Quatrième condition : les financements du RSA doivent être à la hauteur des objectifs qui lui sont fixés. Ces financements doivent reposer à la fois sur le redéploiement de certaines dépenses et sur de nouvelles ressources. Une réflexion parallèle doit être menée – nous l'avions dit dès le mois de juin – sur la prime pour l'emploi, qui ne doit pas être sacrifiée à cette réforme, ainsi que sur le plafonnement global des niches fiscales. Condition remplie ! Monsieur le haut-commissaire, ce n'était pourtant pas gagné d'avance.

Cinquième condition : le RSA doit, dès sa mise en place, s'appuyer sur un équilibre entre droits et devoirs de ses bénéficiaires – le droit de bénéficier d'un accompagnement personnalisé et renforcé vers l'emploi, mais aussi le devoir de s'inscrire résolument et de bonne foi dans une démarche de retour à l'emploi. La lutte contre les abus et les fraudes doit être une priorité du service public d'accompagnement des bénéficiaires du RSA et des travailleurs modestes pour plus de justice et d'équité. Nous sommes dans une culture nouvelle du résultat et d'évaluation de l'action publique, qui fera l'objet d'amendements importants de notre commission.

Ces conditions étant désormais satisfaites, grâce à l'important travail préparatoire que vous avez mené, monsieur le haut-commissaire, il nous faut évaluer et évoquer sans détour les risques de la généralisation du RSA et les points à approfondir.

En premier lieu, l'instauration d'une prestation sociale unique s'adressant à un potentiel large de bénéficiaires n'est pas neutre. Elle concerne plusieurs millions de personnes correspondant aux bénéficiaires du RMI et de l'API, et aux personnes exerçant un travail à temps partiel choisi, mais souvent subi, ou à temps plein et percevant un salaire inférieur au SMIC. Il y aura intégration dans le RSA de la majorité des bénéficiaires de la PPE avec la possibilité de choisir – nous vous en remercions – le meilleur système : d'un côté, un système familial et un système basé sur des ressources et, de l'autre, un crédit d'impôt individuel. L'intégration doit donc se faire sans qu'il y ait de la part des travailleurs pauvres un sentiment de déclassement du fait de la substitution d'une aide sociale et familiale à une aide fiscale et individuelle : la prime pour l'emploi.

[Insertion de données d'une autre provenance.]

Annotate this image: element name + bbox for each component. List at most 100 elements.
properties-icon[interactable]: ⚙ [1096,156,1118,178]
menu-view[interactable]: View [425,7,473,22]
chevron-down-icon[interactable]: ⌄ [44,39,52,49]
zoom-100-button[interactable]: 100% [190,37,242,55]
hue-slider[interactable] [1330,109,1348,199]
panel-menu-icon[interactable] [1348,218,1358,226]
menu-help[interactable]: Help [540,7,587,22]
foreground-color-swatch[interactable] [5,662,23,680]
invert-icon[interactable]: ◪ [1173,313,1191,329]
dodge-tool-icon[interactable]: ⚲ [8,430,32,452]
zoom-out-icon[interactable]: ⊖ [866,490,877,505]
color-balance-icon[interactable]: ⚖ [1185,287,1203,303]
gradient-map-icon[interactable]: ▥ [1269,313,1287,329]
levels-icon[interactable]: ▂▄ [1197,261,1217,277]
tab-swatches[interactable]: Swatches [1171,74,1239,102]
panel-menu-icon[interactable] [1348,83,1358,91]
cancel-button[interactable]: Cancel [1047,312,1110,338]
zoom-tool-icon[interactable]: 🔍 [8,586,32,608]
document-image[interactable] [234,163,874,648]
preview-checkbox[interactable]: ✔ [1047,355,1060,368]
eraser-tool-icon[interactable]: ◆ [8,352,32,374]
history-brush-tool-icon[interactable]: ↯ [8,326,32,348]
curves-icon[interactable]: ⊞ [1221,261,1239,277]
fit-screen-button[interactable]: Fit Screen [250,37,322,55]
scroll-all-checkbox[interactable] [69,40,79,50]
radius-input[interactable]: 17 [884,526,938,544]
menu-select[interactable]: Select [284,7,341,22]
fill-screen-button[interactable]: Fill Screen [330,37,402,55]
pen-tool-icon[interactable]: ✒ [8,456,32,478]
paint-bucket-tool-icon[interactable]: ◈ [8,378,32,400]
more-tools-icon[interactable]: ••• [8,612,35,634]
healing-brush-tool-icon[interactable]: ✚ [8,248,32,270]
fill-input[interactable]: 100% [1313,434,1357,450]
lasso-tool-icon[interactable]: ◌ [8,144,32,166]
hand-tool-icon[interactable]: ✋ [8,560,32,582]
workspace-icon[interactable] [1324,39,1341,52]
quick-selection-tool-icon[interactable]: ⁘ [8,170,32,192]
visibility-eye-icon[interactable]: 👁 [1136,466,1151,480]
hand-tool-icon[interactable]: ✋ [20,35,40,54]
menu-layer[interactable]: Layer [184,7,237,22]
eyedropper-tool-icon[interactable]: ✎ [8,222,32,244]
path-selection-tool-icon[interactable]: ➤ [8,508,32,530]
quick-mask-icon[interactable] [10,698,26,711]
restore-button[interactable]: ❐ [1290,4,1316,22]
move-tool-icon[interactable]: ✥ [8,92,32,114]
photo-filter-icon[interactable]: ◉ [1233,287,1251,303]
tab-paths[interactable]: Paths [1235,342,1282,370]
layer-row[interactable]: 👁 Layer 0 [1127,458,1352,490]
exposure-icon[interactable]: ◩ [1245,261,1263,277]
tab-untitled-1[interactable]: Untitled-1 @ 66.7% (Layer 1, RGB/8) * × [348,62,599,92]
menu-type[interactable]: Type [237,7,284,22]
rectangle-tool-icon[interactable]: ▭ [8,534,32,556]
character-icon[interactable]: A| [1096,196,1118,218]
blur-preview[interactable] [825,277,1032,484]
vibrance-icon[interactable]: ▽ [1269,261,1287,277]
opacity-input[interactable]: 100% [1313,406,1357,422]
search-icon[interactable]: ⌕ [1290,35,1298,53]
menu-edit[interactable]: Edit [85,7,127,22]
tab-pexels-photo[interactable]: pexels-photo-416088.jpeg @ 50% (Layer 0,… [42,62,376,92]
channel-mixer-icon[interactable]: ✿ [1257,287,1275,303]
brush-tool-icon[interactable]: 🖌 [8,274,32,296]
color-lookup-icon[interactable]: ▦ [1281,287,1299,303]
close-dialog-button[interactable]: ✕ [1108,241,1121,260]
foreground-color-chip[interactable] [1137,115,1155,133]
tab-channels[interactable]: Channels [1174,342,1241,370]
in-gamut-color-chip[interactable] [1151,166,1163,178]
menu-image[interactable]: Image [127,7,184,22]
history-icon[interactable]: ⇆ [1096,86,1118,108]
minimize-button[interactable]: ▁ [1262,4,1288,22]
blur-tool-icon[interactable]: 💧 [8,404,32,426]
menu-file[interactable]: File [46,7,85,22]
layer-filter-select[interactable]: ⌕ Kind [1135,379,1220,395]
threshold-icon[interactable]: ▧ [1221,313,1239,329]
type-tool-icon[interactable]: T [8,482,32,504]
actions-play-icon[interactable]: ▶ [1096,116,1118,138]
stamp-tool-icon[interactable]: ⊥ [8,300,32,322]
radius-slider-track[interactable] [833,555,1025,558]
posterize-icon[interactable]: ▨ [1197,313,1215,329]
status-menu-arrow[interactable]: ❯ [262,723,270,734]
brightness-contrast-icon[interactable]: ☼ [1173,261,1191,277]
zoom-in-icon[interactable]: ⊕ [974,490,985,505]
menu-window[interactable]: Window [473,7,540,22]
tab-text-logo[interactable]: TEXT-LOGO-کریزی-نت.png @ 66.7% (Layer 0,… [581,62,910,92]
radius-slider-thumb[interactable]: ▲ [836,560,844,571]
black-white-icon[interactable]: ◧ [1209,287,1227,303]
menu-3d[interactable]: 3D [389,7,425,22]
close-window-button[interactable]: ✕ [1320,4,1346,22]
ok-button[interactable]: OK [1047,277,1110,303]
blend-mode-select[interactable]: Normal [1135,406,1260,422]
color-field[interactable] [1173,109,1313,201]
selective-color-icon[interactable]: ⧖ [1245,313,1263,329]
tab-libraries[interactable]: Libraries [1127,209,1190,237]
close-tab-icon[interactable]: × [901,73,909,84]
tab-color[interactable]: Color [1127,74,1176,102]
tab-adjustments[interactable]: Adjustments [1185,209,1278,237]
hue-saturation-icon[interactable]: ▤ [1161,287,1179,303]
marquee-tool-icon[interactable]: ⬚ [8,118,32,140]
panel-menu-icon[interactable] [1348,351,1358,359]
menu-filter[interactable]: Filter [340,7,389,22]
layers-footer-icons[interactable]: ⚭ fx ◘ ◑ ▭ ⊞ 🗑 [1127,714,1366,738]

En outre, la mise en oeuvre du RSA ne peut s'abstraire du contexte de nécessaire maîtrise des charges publiques. Nous y sommes tous attentifs dans cet hémicycle. La France continue de se caractériser par un taux de charges plus élevé que nos concurrents, amputant d'autant le salaire direct et le pouvoir d'achat de chaque salarié. L'amélioration du salaire direct, fruit du travail, et plus particulièrement du niveau de rémunération des salariés se situant entre un SMIC et un SMIC et demi, doit rester la priorité dans toutes nos politiques économiques, sociales et d'accompagnement. L'objectif demeure bien entendu qu'il soit plus rémunérateur de travailler.

En troisième lieu, le RSA, qui est une réelle avancée pour la situation sociale et le pouvoir d'achat des plus modestes, ne doit pas devenir, à terme, une trappe à « temps partiel subi ». Je ne parle pas du temps partiel choisi.